Dalam rangka mencerdaskan kehidupan bangsa
demi mewujudkan adil dan makmur, maka dilakukan berbagai hal yang tentunya
mendukung tercapainnya adil dan makmur bagi seluruh rakyat Indonesia. Karena
mencerdaskan seluruh rakyat Indonesia adalah tidak segampang wacana dan
kertas, namun dilakukan gerakan aksi nyata di lapangan dan tentunya
disamaratakan seluruh nusantra tanpa tendensi-tendensi politis, tendensi
budaya popular, hegemoni budaya, politik dan lainnya. Sekedar verbalisme
tanpa aktivisme adalah sebuah hal yang sia-sia. Sehingga diwujudnyatakan
dalam tindakan.
Adil dan makmur bagi seluruh rakyat
Indonesia, kini tinggal kenangan. Keadilan di negeri ini sudah tidak ada
lagi. Keadilan hanya bagi penguasa pemerintahaan dan para korporat. Sedangan
bagi rakyat adalah tinggal kenangan. Mereka (rakyat) hanya menjadi budak para
korporat dan penguasa Negara. Hukum hanya milik mereka penguasa, hanya untuk
para pejabat Negara. Sedangkan keadilan hukum bagi rakyat kecil, kaum miskin
dan tertindas hanyala ucapan jempol belaka.
Makmur, hanyala sebuah kata yang diucapkan
oleh para politikus dan penguasa pada saat kampanye. Verbalisme dan aktifisme
(realisasi atas verbalisme) adalah dua kata yang kontradiksi. Manusia sebagai
subjek atas kedua kata tersebut menjadi bimbang dan hanya kenangan gula-gula
politik para penguasa.
Adil dan makmur di negeri ini mati suri.
Rakyat menjadi budak para kapitalis, oportunis sampai pada politik dinasti
yang menyebabkan negeri ini porak porandakan semua dimensi kehidupan,
sehingga tidak terwujudnya keadilan social bagi seluruh rakyat Indonesia.
Rakyat menjadi korban.
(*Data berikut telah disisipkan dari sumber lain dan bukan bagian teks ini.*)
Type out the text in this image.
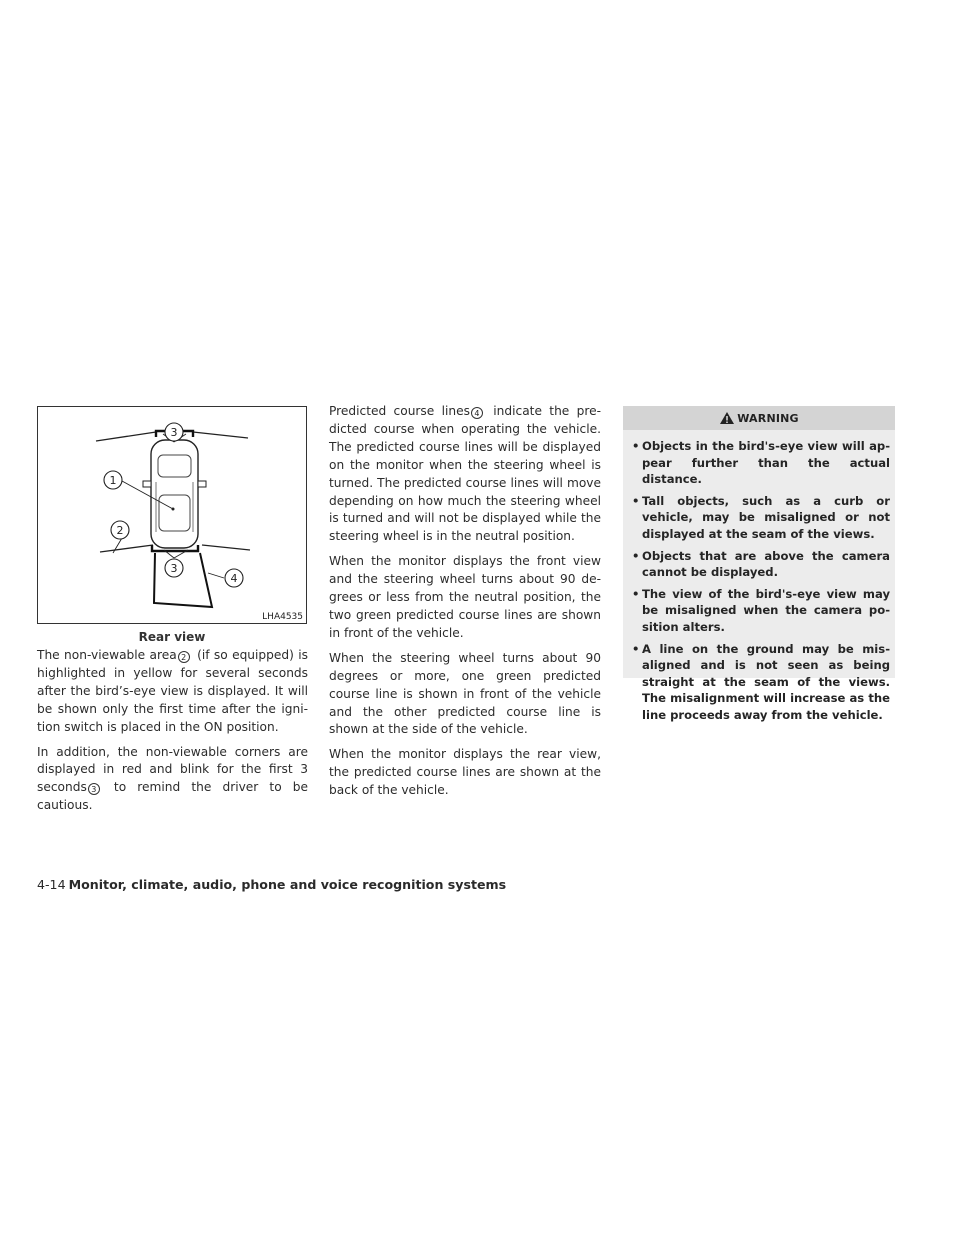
1
2
3
3
4
LHA4535
Rear view

The non-viewable area 2 (if so equipped) is highlighted in yellow for several seconds after the bird’s-eye view is displayed. It will be shown only the first time after the ignition switch is placed in the ON position.

In addition, the non-viewable corners are displayed in red and blink for the first 3 seconds 3 to remind the driver to be cautious.

Predicted course lines 4 indicate the predicted course when operating the vehicle. The predicted course lines will be displayed on the monitor when the steering wheel is turned. The predicted course lines will move depending on how much the steering wheel is turned and will not be displayed while the steering wheel is in the neutral position.

When the monitor displays the front view and the steering wheel turns about 90 degrees or less from the neutral position, the two green predicted course lines are shown in front of the vehicle.

When the steering wheel turns about 90 degrees or more, one green predicted course line is shown in front of the vehicle and the other predicted course line is shown at the side of the vehicle.

When the monitor displays the rear view, the predicted course lines are shown at the back of the vehicle.

WARNING
• Objects in the bird's-eye view will appear further than the actual distance.
• Tall objects, such as a curb or vehicle, may be misaligned or not displayed at the seam of the views.
• Objects that are above the camera cannot be displayed.
• The view of the bird's-eye view may be misaligned when the camera position alters.
• A line on the ground may be misaligned and is not seen as being straight at the seam of the views. The misalignment will increase as the line proceeds away from the vehicle.
4-14 Monitor, climate, audio, phone and voice recognition systems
Korban hegemoni budaya, ekonomi, sosial-politik.
Budaya luar menjadi tren di Indonesia, sedangkan budaya lokal ditindas dan
tidak digunakan oleh rakyat, sehingga Negara tetangga, Malaysia dengan
seenaknya mengambil budaya Indonesia untuk menjadikan sebagai budayannya. Hal
ini merupakan salah satu kasus hegemoni budaya dan hilangnya kebudayaan
masyarakat setempat.
Impelementasi pengelolaan pendidikan dasar
di Indonesia, menemui berbagai kendala teknis di lembaga pemerintahaan sampai
pada pelaksanaan di lapangan, sehingga berdampak pada ketidakonsistenan
pelaksanaan pendidikan dasar. Hal tersebut seperti Bank Dunia melaporkan
berikut ini.
Pertama, institusi-instiusi pemerintahaan yang
mengelola pendidikan dasar sanggat rumit dan kurang terorganisasi, yaitu
Depdiknas, Depdakri dan Depag. Depdiknas bertanggungjawab atas materi
pendidikan dan mutu teknis pendidikan seperti kurikulum, sertifikasi dan kualifikasi
guru, ujian siswa, penilaian buku teks dan kelayakan bahan ajaran.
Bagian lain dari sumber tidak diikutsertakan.